By Monica Machicao
EL ALTO, Bolivia (Reuters) – A Bolivian miner has covered his house with sculptures of long-horned devils and other scary creatures, intended as a playful nod to the country’s colonial past but which has instead shocked some neighbors who fear a link to occult rituals.
The adobe-brick house in the high-altitude city of El Alto belongs to David Choque, who hired an artist to create the skeletal devils from cement and wood and installed them on his roof, doors and walls.
There is an imprint of a black skull on Choque’s front door and giant teeth around one window frame, below which an intricately carved dragon lurks.
Choque told Reuters he hoped the spooky house could spur local tourism.
“Close-minded people will think it’s something supernatural, but people need to open their minds and see it as a tourist attraction, something that can improve the area,” said Choque, who comes from a mining family.
“It’ll bring good things, not evil.”
Choque added that the sculptures are an allusion to life in Bolivian mines centuries ago during Spanish colonial rule when local indigenous men were frightened and forced into digging for silver.
The colonial masters would show miners images of devils and warn them they would be abducted by the spirits if they refused to work.

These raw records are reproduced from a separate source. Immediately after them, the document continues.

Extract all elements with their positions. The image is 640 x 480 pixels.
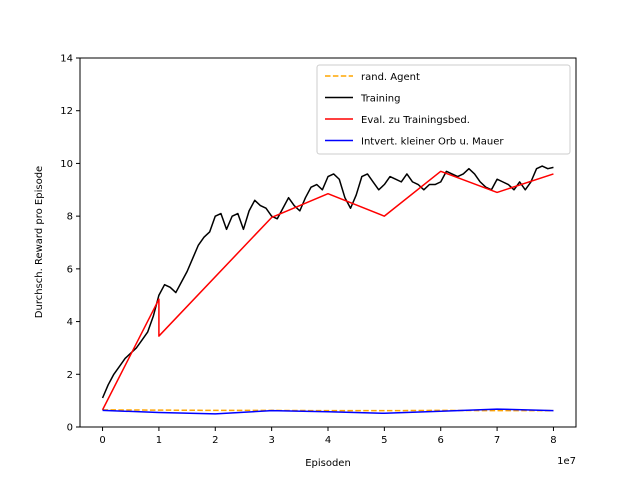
- y-tick-label: 12: [60, 106, 73, 117]
- x-tick-label: 0: [99, 435, 105, 446]
- series-line-1: [102, 409, 554, 412]
- x-axis: 0 1 2 3 4 5 6 7 8: [99, 427, 557, 446]
- x-axis-label: Episoden: [305, 458, 351, 469]
- y-tick-label: 8: [67, 212, 73, 223]
- legend-entry: rand. Agent: [361, 72, 420, 83]
- legend: rand. Agent Training Eval. zu Trainingsbed…: [316, 64, 571, 155]
- y-tick-label: 6: [67, 264, 73, 275]
- x-tick-label: 8: [550, 435, 556, 446]
- x-tick-label: 2: [212, 435, 218, 446]
- x-tick-label: 4: [325, 435, 331, 446]
- y-tick-label: 10: [60, 159, 73, 170]
- series-line-2: [101, 165, 554, 399]
- series-layer: [101, 165, 554, 415]
- series-line-3: [101, 170, 554, 411]
- y-tick-label: 14: [60, 54, 73, 65]
- y-tick-label: 2: [67, 370, 73, 381]
- y-tick-label: 4: [67, 317, 73, 328]
- legend-entry: Intvert. kleiner Orb u. Mauer: [361, 137, 504, 148]
- x-tick-label: 3: [268, 435, 274, 446]
- x-offset-label: 1e7: [557, 456, 576, 467]
- x-tick-label: 7: [494, 435, 500, 446]
- x-tick-label: 5: [381, 435, 387, 446]
- legend-box: [316, 64, 571, 155]
- series-line-4: [102, 408, 554, 415]
- x-tick-label: 1: [156, 435, 162, 446]
- y-axis-label: Durchsch. Reward pro Episode: [34, 166, 45, 318]
- legend-entry: Eval. zu Trainingsbed.: [361, 115, 470, 126]
- legend-entry: Training: [360, 94, 400, 105]
- y-tick-label: 0: [67, 423, 73, 434]
- x-tick-label: 6: [438, 435, 444, 446]
- y-axis: 0 2 4 6 8 10 12 14: [60, 54, 80, 434]
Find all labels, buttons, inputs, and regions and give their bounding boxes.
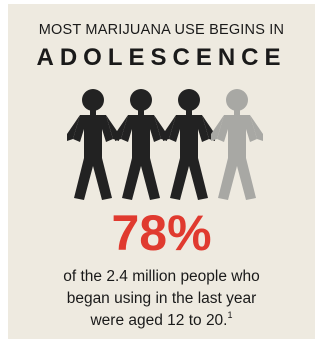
paper-doll-figure [67, 89, 119, 200]
footnote-marker: 1 [227, 310, 233, 320]
paper-doll-chain-icon [67, 89, 263, 200]
caption-line-3: were aged 12 to 20.1 [8, 310, 315, 332]
paper-doll-figure [163, 89, 215, 200]
caption-line-2: began using in the last year [66, 290, 257, 307]
caption-line-3-text: were aged 12 to 20. [90, 312, 228, 329]
headline-line-1: MOST MARIJUANA USE BEGINS IN [38, 22, 285, 38]
infographic-card: MOST MARIJUANA USE BEGINS IN ADOLESCENCE… [8, 4, 315, 339]
headline-line-2: ADOLESCENCE [36, 44, 287, 71]
paper-doll-figure [211, 89, 263, 200]
caption-line-1: of the 2.4 million people who [63, 268, 260, 285]
caption: of the 2.4 million people who began usin… [8, 266, 315, 332]
stat-percentage: 78% [111, 205, 212, 261]
paper-doll-figure [115, 89, 167, 200]
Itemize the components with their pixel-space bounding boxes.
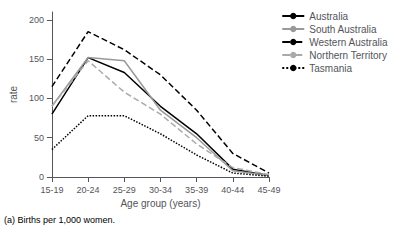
svg-text:15-19: 15-19 [40,185,63,195]
svg-text:Australia: Australia [309,11,348,22]
svg-text:Age group (years): Age group (years) [120,198,200,209]
svg-text:Northern Territory: Northern Territory [309,50,387,61]
svg-text:20-24: 20-24 [77,185,100,195]
svg-text:South Australia: South Australia [309,24,377,35]
svg-text:30-34: 30-34 [149,185,172,195]
svg-text:0: 0 [39,172,44,182]
svg-text:100: 100 [29,93,44,103]
svg-text:25-29: 25-29 [113,185,136,195]
svg-text:rate: rate [8,85,19,103]
svg-text:Tasmania: Tasmania [309,63,352,74]
svg-text:200: 200 [29,15,44,25]
svg-text:(a) Births per 1,000 women.: (a) Births per 1,000 women. [4,215,115,225]
svg-text:50: 50 [34,133,44,143]
svg-text:45-49: 45-49 [257,185,280,195]
svg-text:150: 150 [29,54,44,64]
svg-text:Western Australia: Western Australia [309,37,388,48]
svg-text:35-39: 35-39 [185,185,208,195]
svg-text:40-44: 40-44 [221,185,244,195]
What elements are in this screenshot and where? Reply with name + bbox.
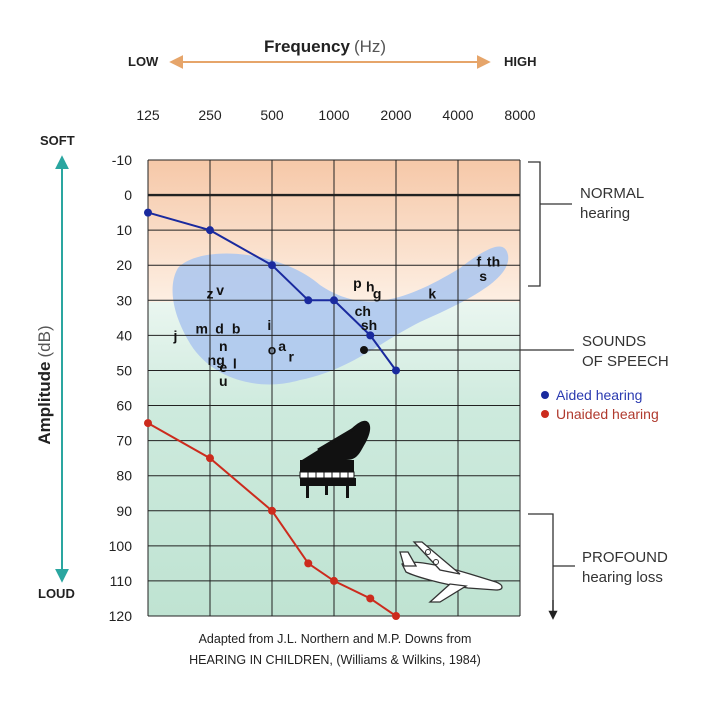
y-tick-label: 40: [116, 327, 132, 343]
normal-label-2: hearing: [580, 205, 630, 222]
unaided-hearing-point: [366, 594, 375, 603]
amp-axis-label: Amplitude(dB): [35, 325, 54, 444]
unaided-hearing-point: [392, 612, 400, 620]
aided-hearing-point: [268, 261, 276, 270]
piano-icon: [299, 420, 371, 498]
phoneme-label: ch: [355, 303, 371, 319]
aided-hearing-point: [366, 331, 375, 340]
profound-bracket: [528, 513, 575, 612]
aided-hearing-point: [304, 296, 313, 305]
x-tick-label: 1000: [318, 107, 349, 123]
y-tick-label: 100: [109, 538, 133, 554]
series-layer: [144, 208, 400, 620]
y-tick-label: 50: [116, 362, 132, 378]
freq-high-label: HIGH: [504, 54, 537, 69]
aided-hearing-point: [206, 226, 214, 235]
y-tick-label: 120: [109, 608, 133, 624]
phoneme-label: j: [173, 327, 178, 343]
freq-title: Frequency (Hz): [264, 37, 386, 56]
phoneme-label: g: [373, 285, 382, 301]
phoneme-label: i: [267, 317, 271, 333]
phoneme-label: s: [479, 268, 487, 284]
phoneme-label: v: [216, 282, 224, 298]
unaided-hearing-point: [330, 576, 338, 585]
y-tick-label: 70: [116, 433, 132, 449]
normal-bracket: [528, 161, 572, 287]
phoneme-label: h: [366, 278, 375, 294]
speech-marker-dot: [360, 346, 368, 354]
tick-labels: -10 0 10 20 30 40 50 60 70 80 90 100 110 120 125 250 500…: [109, 107, 536, 624]
aided-hearing-point: [144, 208, 152, 217]
normal-label-1: NORMAL: [580, 185, 644, 202]
x-tick-label: 500: [260, 107, 284, 123]
unaided-hearing-point: [304, 559, 313, 568]
phoneme-label: k: [428, 285, 436, 301]
y-tick-label: 110: [110, 573, 133, 589]
y-tick-label: 60: [116, 398, 132, 414]
phoneme-label: o: [268, 341, 277, 357]
aided-hearing-point: [392, 366, 400, 375]
speech-banana: [172, 246, 509, 385]
x-tick-label: 8000: [504, 107, 535, 123]
grid: [147, 159, 521, 617]
x-tick-label: 2000: [380, 107, 411, 123]
amp-loud-label: LOUD: [38, 586, 75, 601]
phoneme-label: f: [477, 254, 482, 270]
source-line-2: HEARING IN CHILDREN, (Williams & Wilkins…: [189, 653, 481, 667]
profound-label-1: PROFOUND: [582, 549, 668, 566]
phoneme-label: r: [289, 348, 295, 364]
legend-label-unaided: Unaided hearing: [556, 406, 659, 422]
phoneme-label: m: [196, 320, 208, 336]
source-line-1: Adapted from J.L. Northern and M.P. Down…: [199, 632, 472, 646]
phoneme-label: u: [219, 373, 228, 389]
phoneme-label: d: [215, 320, 224, 336]
y-tick-label: 0: [124, 187, 132, 203]
amp-soft-label: SOFT: [40, 133, 75, 148]
phoneme-label: z: [207, 285, 214, 301]
airplane-icon: [399, 541, 503, 603]
speech-label-2: OF SPEECH: [582, 353, 669, 370]
x-tick-label: 125: [136, 107, 160, 123]
phoneme-label: n: [219, 338, 228, 354]
speech-label-1: SOUNDS: [582, 333, 646, 350]
y-tick-label: 80: [116, 468, 132, 484]
phoneme-label: ng: [208, 352, 225, 368]
freq-low-label: LOW: [128, 54, 159, 69]
y-tick-label: -10: [112, 152, 132, 168]
unaided-hearing-point: [206, 454, 214, 463]
phoneme-label: b: [232, 320, 241, 336]
phoneme-label: sh: [361, 317, 377, 333]
legend-marker-aided: [541, 391, 549, 399]
y-tick-label: 20: [116, 257, 132, 273]
legend-label-aided: Aided hearing: [556, 387, 642, 403]
y-tick-label: 30: [116, 292, 132, 308]
x-tick-label: 4000: [442, 107, 473, 123]
phoneme-label: e: [219, 359, 227, 375]
y-tick-label: 10: [116, 222, 132, 238]
unaided-hearing-point: [268, 506, 276, 515]
phoneme-label: p: [353, 275, 362, 291]
aided-hearing-point: [330, 296, 338, 305]
phoneme-label: th: [487, 254, 500, 270]
x-tick-label: 250: [198, 107, 222, 123]
y-tick-label: 90: [116, 503, 132, 519]
unaided-hearing-point: [144, 419, 152, 428]
profound-label-2: hearing loss: [582, 569, 663, 586]
phoneme-label: a: [278, 338, 286, 354]
legend: Aided hearing Unaided hearing: [541, 387, 659, 422]
phoneme-label: l: [233, 355, 237, 371]
legend-marker-unaided: [541, 410, 549, 418]
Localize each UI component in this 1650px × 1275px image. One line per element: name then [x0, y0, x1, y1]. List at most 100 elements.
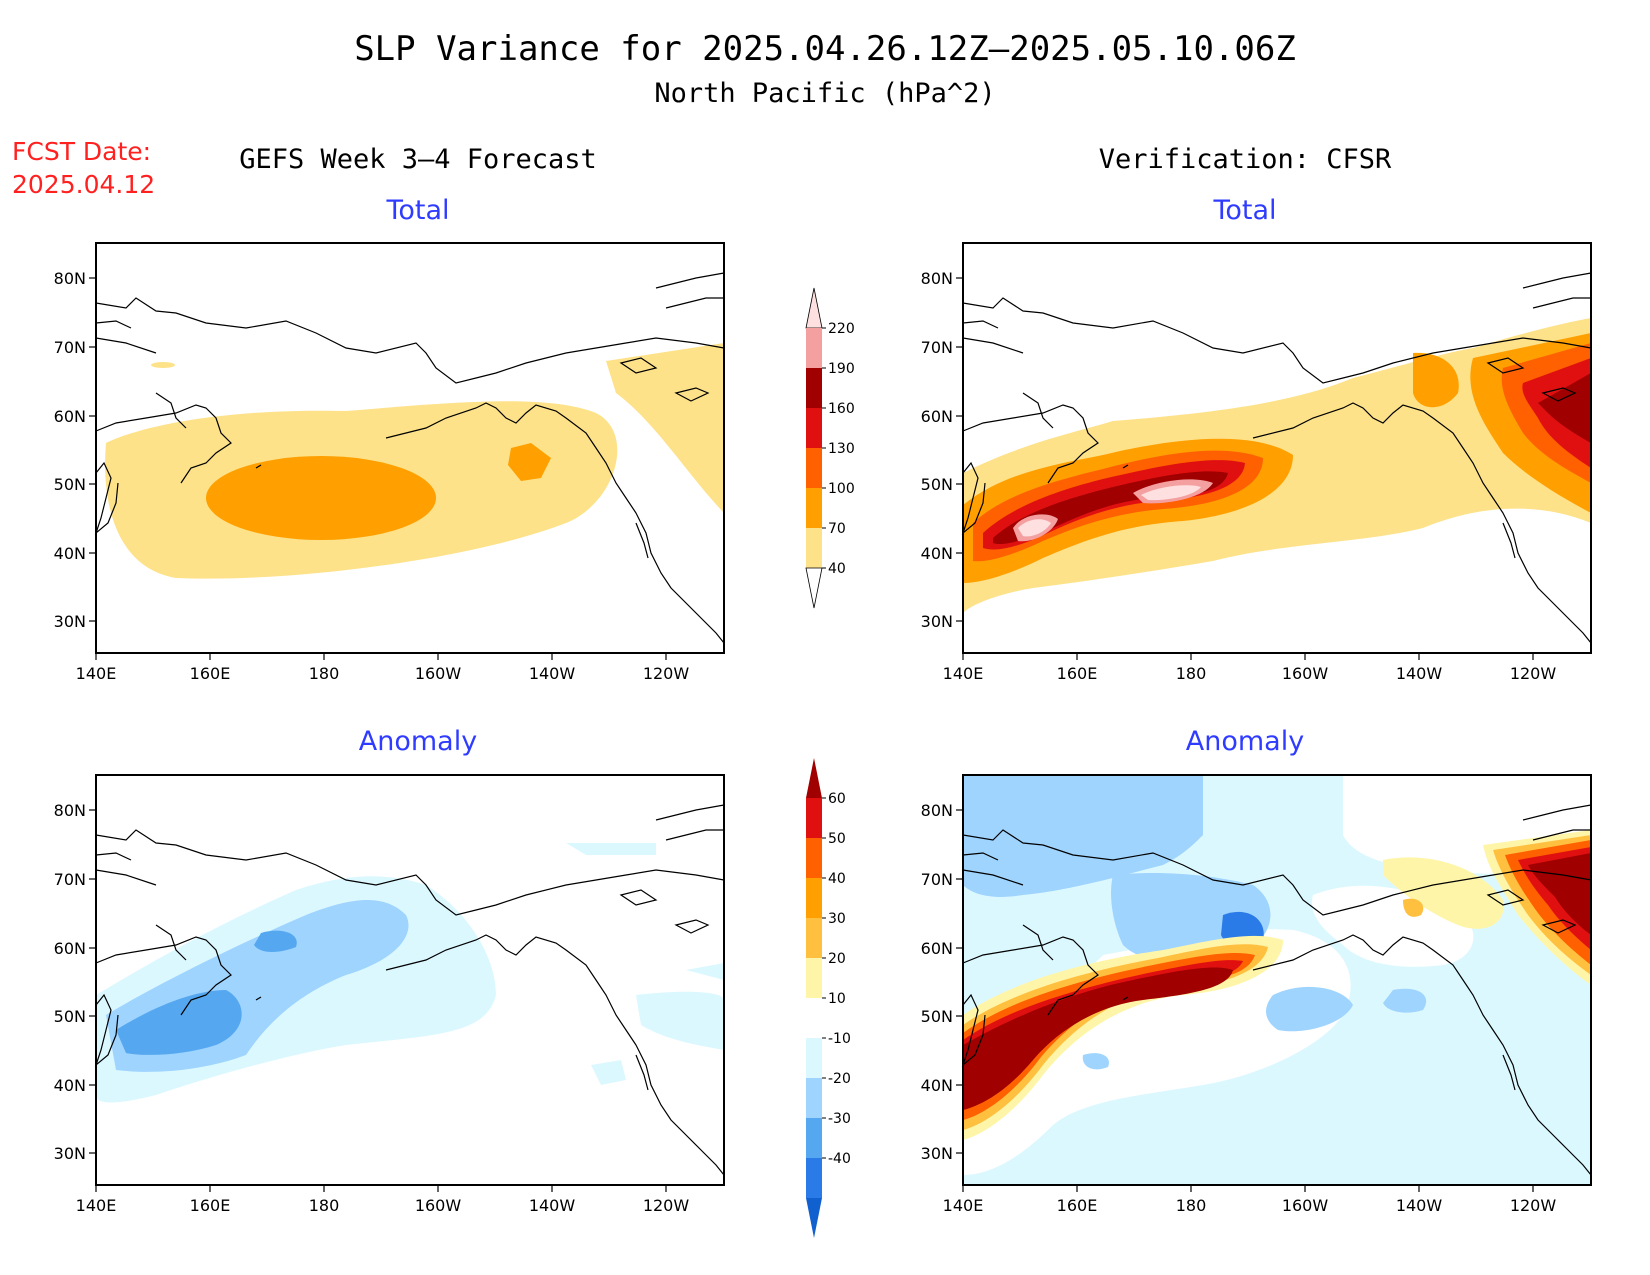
contour-70 — [206, 456, 436, 540]
colorbar-level-label: 20 — [828, 951, 846, 967]
lon-tick-label: 160W — [415, 664, 462, 683]
colorbar-level-label: -20 — [828, 1071, 851, 1087]
axes-tl: 140E 160E 180 160W 140W 120W 80N 70N 60N 50N 40N 30… — [54, 269, 690, 683]
colorbar-level-label: 40 — [828, 871, 846, 887]
lon-tick-label: 140E — [943, 1196, 984, 1215]
lat-tick-label: 60N — [54, 939, 86, 958]
colorbar-level-label: 10 — [828, 991, 846, 1007]
lon-tick-label: 160E — [1057, 664, 1098, 683]
colorbar-level-label: 60 — [828, 791, 846, 807]
axes-br: 140E 160E 180 160W 140W 120W 80N 70N 60N 50N 40N 30… — [921, 801, 1557, 1215]
lat-tick-label: 70N — [54, 870, 86, 889]
lat-tick-label: 40N — [54, 544, 86, 563]
colorbar-swatch — [806, 838, 822, 878]
colorbar-swatch — [806, 1078, 822, 1118]
map-panel-cfsr-anomaly — [962, 774, 1592, 1186]
colorbar-swatch — [806, 328, 822, 368]
lon-tick-label: 180 — [309, 1196, 340, 1215]
colorbar-swatch — [806, 878, 822, 918]
lon-tick-label: 140W — [1396, 664, 1443, 683]
colorbar-swatch — [806, 368, 822, 408]
lon-tick-label: 120W — [1510, 664, 1557, 683]
panel-title-tl: Total — [385, 195, 449, 226]
colorbar-level-label: -30 — [828, 1111, 851, 1127]
lat-tick-label: 60N — [921, 939, 953, 958]
lat-tick-label: 30N — [921, 612, 953, 631]
colorbar-top-arrow — [805, 287, 823, 329]
lat-tick-label: 80N — [921, 801, 953, 820]
panel-title-bl: Anomaly — [359, 726, 477, 757]
colorbar-level-label: 220 — [828, 321, 855, 337]
fcst-date-value: 2025.04.12 — [12, 170, 155, 199]
lat-tick-label: 30N — [54, 1144, 86, 1163]
colorbar-swatch — [806, 448, 822, 488]
axes-bl: 140E 160E 180 160W 140W 120W 80N 70N 60N 50N 40N 30… — [54, 801, 690, 1215]
colorbar-level-label: 160 — [828, 401, 855, 417]
lon-tick-label: 180 — [309, 664, 340, 683]
colorbar-level-label: 130 — [828, 441, 855, 457]
lat-tick-label: 70N — [921, 870, 953, 889]
colorbar-swatch — [806, 958, 822, 998]
lat-tick-label: 30N — [54, 612, 86, 631]
lat-tick-label: 70N — [54, 338, 86, 357]
colorbar-bottom-arrow — [805, 567, 823, 609]
column-title-right: Verification: CFSR — [1099, 144, 1392, 175]
lon-tick-label: 160W — [1282, 1196, 1329, 1215]
colorbar-swatch — [806, 488, 822, 528]
colorbar-swatch — [806, 1038, 822, 1078]
lon-tick-label: 180 — [1176, 664, 1207, 683]
lat-tick-label: 60N — [921, 407, 953, 426]
fcst-date-label: FCST Date: — [12, 137, 151, 166]
column-title-left: GEFS Week 3—4 Forecast — [239, 144, 597, 175]
colorbar-level-label: -10 — [828, 1031, 851, 1047]
figure-subtitle: North Pacific (hPa^2) — [654, 78, 995, 109]
map-panel-cfsr-total — [962, 242, 1592, 654]
lon-tick-label: 140W — [1396, 1196, 1443, 1215]
lat-tick-label: 80N — [54, 269, 86, 288]
colorbar-level-label: 100 — [828, 481, 855, 497]
lon-tick-label: 140E — [76, 1196, 117, 1215]
colorbar-bottom-arrow — [806, 1198, 822, 1238]
lon-tick-label: 120W — [643, 1196, 690, 1215]
colorbar-total: 220 190 160 130 100 70 40 — [805, 287, 855, 609]
colorbar-top-arrow — [806, 758, 822, 798]
lat-tick-label: 50N — [921, 1007, 953, 1026]
panel-title-tr: Total — [1212, 195, 1276, 226]
lat-tick-label: 40N — [921, 544, 953, 563]
colorbar-level-label: 40 — [828, 561, 846, 577]
colorbar-level-label: 30 — [828, 911, 846, 927]
lat-tick-label: 50N — [54, 475, 86, 494]
lat-tick-label: 40N — [54, 1076, 86, 1095]
lon-tick-label: 140W — [529, 1196, 576, 1215]
colorbar-swatch — [806, 998, 822, 1038]
axes-tr: 140E 160E 180 160W 140W 120W 80N 70N 60N 50N 40N 30… — [921, 269, 1557, 683]
lat-tick-label: 60N — [54, 407, 86, 426]
lon-tick-label: 160W — [1282, 664, 1329, 683]
lon-tick-label: 160E — [190, 664, 231, 683]
colorbar-swatch — [806, 1118, 822, 1158]
colorbar-level-label: -40 — [828, 1151, 851, 1167]
lon-tick-label: 180 — [1176, 1196, 1207, 1215]
lon-tick-label: 140W — [529, 664, 576, 683]
lon-tick-label: 140E — [76, 664, 117, 683]
colorbar-swatch — [806, 798, 822, 838]
panel-title-br: Anomaly — [1186, 726, 1304, 757]
colorbar-swatch — [806, 408, 822, 448]
colorbar-level-label: 190 — [828, 361, 855, 377]
lon-tick-label: 160E — [190, 1196, 231, 1215]
colorbar-swatch — [806, 918, 822, 958]
map-panel-gefs-anomaly — [95, 774, 725, 1186]
lon-tick-label: 120W — [643, 664, 690, 683]
lat-tick-label: 70N — [921, 338, 953, 357]
lat-tick-label: 30N — [921, 1144, 953, 1163]
colorbar-anomaly: 60 50 40 30 20 10 -10 -20 -30 -40 — [806, 758, 851, 1238]
lat-tick-label: 50N — [921, 475, 953, 494]
lon-tick-label: 140E — [943, 664, 984, 683]
colorbar-swatch — [806, 528, 822, 568]
colorbar-level-label: 70 — [828, 521, 846, 537]
figure-title: SLP Variance for 2025.04.26.12Z—2025.05.… — [354, 29, 1296, 69]
lat-tick-label: 80N — [921, 269, 953, 288]
colorbar-level-label: 50 — [828, 831, 846, 847]
lon-tick-label: 160E — [1057, 1196, 1098, 1215]
lat-tick-label: 80N — [54, 801, 86, 820]
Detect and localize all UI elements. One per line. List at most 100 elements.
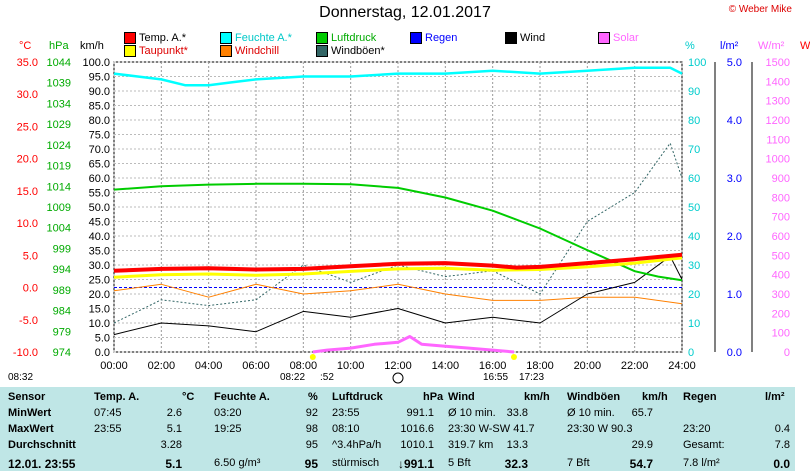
table-cell: 5 Bft	[448, 457, 471, 469]
legend-label: Feuchte A.*	[235, 32, 292, 44]
rain-tick-label: 0.0	[727, 347, 742, 359]
rain-tick-label: 4.0	[727, 115, 742, 127]
solar-tick-label: 1300	[766, 96, 790, 108]
pressure-tick-label: 989	[53, 285, 71, 297]
table-cell: 95	[305, 439, 318, 451]
time-tick-label: 24:00	[668, 360, 696, 372]
table-cell: 23:55	[332, 407, 360, 419]
table-cell: 19:25	[214, 423, 242, 435]
table-cell: 1010.1	[400, 439, 434, 451]
table-cell: 54.7	[629, 457, 653, 471]
table-header: Wind	[448, 391, 475, 403]
wind-tick-label: 70.0	[89, 144, 110, 156]
table-header: %	[308, 391, 318, 403]
solar-tick-label: 1100	[766, 134, 790, 146]
solar-tick-label: 900	[772, 173, 790, 185]
table-header: l/m²	[765, 391, 785, 403]
humidity-tick-label: 20	[688, 289, 700, 301]
humidity-unit: %	[685, 40, 695, 52]
extra-unit: W	[800, 40, 810, 52]
table-cell: ^3.4hPa/h	[332, 439, 382, 451]
sunset-marker	[510, 354, 517, 360]
table-header: Windböen	[567, 391, 621, 403]
legend-gusts: Windböen*	[316, 45, 385, 57]
legend-dewpoint: Taupunkt*	[124, 45, 188, 57]
sunrise-label-2: 08:22	[280, 372, 306, 383]
legend-swatch	[316, 32, 328, 44]
temp-tick-label: 15.0	[17, 186, 38, 198]
table-cell: 23:20	[683, 423, 711, 435]
legend-label: Wind	[520, 32, 546, 44]
time-tick-label: 10:00	[337, 360, 365, 372]
pressure-tick-label: 1009	[47, 202, 71, 214]
legend-label: Taupunkt*	[139, 45, 188, 57]
wind-tick-label: 55.0	[89, 188, 110, 200]
time-tick-label: 20:00	[574, 360, 602, 372]
table-cell: 23:55	[94, 423, 122, 435]
table-header: Feuchte A.	[214, 391, 270, 403]
wind-tick-label: 5.0	[95, 333, 110, 345]
table-cell: 33.8	[506, 407, 528, 419]
temp-tick-label: -10.0	[13, 347, 38, 359]
time-tick-label: 22:00	[621, 360, 649, 372]
rain-tick-label: 1.0	[727, 289, 742, 301]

Over three centuries of Spanish domination, Bolivia, like Mexico, was a major source of silver that was shipped to Asia in exchange for goods like porcelain and silk, in one of the world’s first major commodity trades.
Some neighbors see the devils on Choque’s house, many with their mouths bared in grotesque grins, as signals to Satanic worshippers, and Choque laments he is battling baseless rumours.
One resident, Maria Laurel, said she has heard talk of naked rituals in the house. “The neighbors here are scared,” she said as she leaned against her car. “The truth is it frightens me.”
Choque denied any such rituals, and noted that similar depictions of devils appear on altars at mine entrances where workers often leave offerings including coca leaves and alcohol, believing this will protect them in the mines.